Less common is the reverse process where the data modelling is done using business objects (e.g. POCO/POJO's), from which the schema is generated using an ORM.

This question is asked in relation to non-trivial systems that comprise hundred's of database tables.

I'm under the impression that many designers/architects stay away from the second approach because of a number of hidden issues, for example data migration between schema revisions, reduced control over designing and tuning SQL queries. What are the real issues?

+1  A: 

For me usually the real issue is this statement:

"This question is asked in relation to non-trivial systems that comprise hundred's of database tables."

Unnecessary complexity added.
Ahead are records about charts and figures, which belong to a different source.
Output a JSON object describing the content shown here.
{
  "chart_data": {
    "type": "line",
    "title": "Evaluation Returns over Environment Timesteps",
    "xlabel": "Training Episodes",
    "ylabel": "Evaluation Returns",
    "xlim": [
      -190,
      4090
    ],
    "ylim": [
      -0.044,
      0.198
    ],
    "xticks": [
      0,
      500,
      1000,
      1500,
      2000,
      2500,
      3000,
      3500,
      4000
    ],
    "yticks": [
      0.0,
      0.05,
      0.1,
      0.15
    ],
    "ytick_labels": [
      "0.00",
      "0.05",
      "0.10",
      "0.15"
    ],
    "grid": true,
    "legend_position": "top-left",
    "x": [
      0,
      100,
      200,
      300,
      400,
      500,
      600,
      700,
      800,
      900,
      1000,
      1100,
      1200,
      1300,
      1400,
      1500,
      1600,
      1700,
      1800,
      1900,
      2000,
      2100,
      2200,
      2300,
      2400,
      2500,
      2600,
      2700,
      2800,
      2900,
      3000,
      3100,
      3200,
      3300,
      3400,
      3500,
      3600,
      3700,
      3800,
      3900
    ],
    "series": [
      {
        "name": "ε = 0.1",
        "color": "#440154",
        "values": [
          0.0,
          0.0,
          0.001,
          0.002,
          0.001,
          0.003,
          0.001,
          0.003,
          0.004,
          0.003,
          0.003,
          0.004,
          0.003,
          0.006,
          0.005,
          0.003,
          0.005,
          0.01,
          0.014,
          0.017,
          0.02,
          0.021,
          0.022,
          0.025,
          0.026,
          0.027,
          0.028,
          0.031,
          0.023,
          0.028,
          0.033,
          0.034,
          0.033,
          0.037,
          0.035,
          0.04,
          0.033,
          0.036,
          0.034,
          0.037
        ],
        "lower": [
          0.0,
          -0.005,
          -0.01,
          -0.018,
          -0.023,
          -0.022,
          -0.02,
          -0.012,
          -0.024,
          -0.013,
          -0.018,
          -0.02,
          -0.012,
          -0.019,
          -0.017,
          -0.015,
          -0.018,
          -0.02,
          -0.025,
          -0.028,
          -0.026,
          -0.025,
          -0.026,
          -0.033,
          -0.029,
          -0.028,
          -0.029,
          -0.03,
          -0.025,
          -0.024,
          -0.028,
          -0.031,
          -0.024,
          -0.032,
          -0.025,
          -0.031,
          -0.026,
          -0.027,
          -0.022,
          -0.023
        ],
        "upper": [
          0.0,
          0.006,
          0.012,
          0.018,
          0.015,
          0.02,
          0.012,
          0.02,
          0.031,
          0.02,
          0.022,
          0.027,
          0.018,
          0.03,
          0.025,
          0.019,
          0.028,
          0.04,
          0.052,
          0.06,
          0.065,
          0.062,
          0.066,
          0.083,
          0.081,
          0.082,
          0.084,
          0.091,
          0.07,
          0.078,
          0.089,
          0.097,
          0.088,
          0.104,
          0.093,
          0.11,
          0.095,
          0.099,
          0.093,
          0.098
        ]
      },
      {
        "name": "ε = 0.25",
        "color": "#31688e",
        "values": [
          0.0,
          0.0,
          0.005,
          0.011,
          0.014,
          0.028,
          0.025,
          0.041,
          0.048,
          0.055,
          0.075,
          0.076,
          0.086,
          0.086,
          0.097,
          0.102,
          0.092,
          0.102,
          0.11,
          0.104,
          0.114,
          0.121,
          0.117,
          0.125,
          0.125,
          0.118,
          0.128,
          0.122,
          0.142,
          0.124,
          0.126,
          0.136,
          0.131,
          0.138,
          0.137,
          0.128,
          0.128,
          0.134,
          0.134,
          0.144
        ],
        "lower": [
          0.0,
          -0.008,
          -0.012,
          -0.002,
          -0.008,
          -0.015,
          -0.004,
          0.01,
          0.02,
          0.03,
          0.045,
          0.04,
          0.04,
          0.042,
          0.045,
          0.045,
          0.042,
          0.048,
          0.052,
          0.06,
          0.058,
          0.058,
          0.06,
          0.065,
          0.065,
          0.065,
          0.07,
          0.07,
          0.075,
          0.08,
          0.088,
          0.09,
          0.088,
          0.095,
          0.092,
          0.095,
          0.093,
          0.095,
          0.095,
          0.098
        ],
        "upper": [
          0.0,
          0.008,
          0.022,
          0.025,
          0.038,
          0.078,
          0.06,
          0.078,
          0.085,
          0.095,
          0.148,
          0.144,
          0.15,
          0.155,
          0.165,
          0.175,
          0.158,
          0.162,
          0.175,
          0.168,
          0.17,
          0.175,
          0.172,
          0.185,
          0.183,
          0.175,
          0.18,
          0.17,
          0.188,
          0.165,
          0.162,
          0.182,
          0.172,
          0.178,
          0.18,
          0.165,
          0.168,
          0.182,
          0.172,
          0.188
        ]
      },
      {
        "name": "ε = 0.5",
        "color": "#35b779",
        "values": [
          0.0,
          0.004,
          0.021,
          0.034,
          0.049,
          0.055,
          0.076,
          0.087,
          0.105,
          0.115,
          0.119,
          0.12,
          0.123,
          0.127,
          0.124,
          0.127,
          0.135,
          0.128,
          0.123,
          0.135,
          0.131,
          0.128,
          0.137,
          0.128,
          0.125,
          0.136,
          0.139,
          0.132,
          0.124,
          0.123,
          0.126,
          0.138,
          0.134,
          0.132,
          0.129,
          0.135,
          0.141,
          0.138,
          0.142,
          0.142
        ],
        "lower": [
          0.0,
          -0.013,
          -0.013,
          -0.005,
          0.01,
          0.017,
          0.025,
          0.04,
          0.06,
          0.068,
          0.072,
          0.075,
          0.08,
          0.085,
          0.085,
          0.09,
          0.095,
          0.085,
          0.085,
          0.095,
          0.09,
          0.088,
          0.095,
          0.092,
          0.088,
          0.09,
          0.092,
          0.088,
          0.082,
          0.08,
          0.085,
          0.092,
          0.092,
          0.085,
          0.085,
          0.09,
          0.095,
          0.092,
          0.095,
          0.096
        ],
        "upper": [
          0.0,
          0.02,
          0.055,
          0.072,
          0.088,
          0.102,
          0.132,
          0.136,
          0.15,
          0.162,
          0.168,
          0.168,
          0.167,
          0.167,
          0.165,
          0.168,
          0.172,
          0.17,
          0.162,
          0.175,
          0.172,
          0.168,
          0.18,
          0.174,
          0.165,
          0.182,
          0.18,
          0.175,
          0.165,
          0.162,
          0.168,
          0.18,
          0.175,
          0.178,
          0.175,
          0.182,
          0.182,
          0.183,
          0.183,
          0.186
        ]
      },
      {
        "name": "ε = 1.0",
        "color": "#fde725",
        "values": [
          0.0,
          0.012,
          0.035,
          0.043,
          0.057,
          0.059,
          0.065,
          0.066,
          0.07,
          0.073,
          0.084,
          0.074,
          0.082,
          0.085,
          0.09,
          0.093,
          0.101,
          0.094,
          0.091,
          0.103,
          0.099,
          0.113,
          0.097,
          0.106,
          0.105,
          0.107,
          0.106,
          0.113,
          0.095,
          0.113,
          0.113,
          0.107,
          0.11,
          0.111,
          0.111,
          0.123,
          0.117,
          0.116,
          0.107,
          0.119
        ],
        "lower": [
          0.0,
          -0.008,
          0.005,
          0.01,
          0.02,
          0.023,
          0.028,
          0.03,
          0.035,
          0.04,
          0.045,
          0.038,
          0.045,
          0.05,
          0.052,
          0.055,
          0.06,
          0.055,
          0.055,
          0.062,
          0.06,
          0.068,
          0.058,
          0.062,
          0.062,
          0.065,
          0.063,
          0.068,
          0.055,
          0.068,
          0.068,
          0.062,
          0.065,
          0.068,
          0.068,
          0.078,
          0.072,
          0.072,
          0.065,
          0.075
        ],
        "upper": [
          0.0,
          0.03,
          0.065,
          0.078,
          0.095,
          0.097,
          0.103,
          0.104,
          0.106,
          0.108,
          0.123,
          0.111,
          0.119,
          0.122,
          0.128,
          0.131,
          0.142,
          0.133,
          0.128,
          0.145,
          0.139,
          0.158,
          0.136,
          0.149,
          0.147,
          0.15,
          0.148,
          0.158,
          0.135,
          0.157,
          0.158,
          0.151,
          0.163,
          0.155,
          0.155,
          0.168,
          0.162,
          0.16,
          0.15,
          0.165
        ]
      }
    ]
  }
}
This happens regardless of what you the approaches you mentioned, but that's usually the main part of the Real issues.

Do note that if you have a "system that comprise hundren's of database tables", you shouldn't be talking about a Single system/context, but rather a set of applications/contexts. Regardless if at the end you end up putting then in the same DB, complexity is tackled by not modeling it like one Huge thing that's all into a single Huge DB. Bounded context is the buzzword for that nowadays.

Starting from the POCO's doesn't mean later on you can't extend / tune where necessary. That's another Real issue, premature optimization.

eglasius
Oh please the riduculous premature optimization thing again. Database design requires thought into optimization before building as databases are far harder to refactor than application code. Code that will be less performant (by using something known to usually be less performant) should be avoided from the start. Performance is critical to databases not an afterthought and design time is when it must be considered if you want a database that will perform well. Premature optimization is meant to avoid looking for that little bit, not to avoid thinking about optimization in the design.
HLGEM
@HLGEM ok, I challenge you, where did I say that there must be no design of the system? that you shouldn't consider performance when designing/coding your system? that you shouldn't build reasonable code for the given scenario? ... it Is premature optimization when you are needing plenty of extra DB features to fine tune it, when you are better off addressing that code/design you are referring to i.e. the one that will make a several X differences in performances and not just some 10-30%. And y, I understand that for a system with 100+ million people login everyday its different ...
eglasius
Seems to make sense, something that a teacher told me on college on the first day of a programming class in year 1999 “divide and conquer”, simple statement easy to apply and hard to visualize but with experience. Of course all this, in the context of a good design and architecture.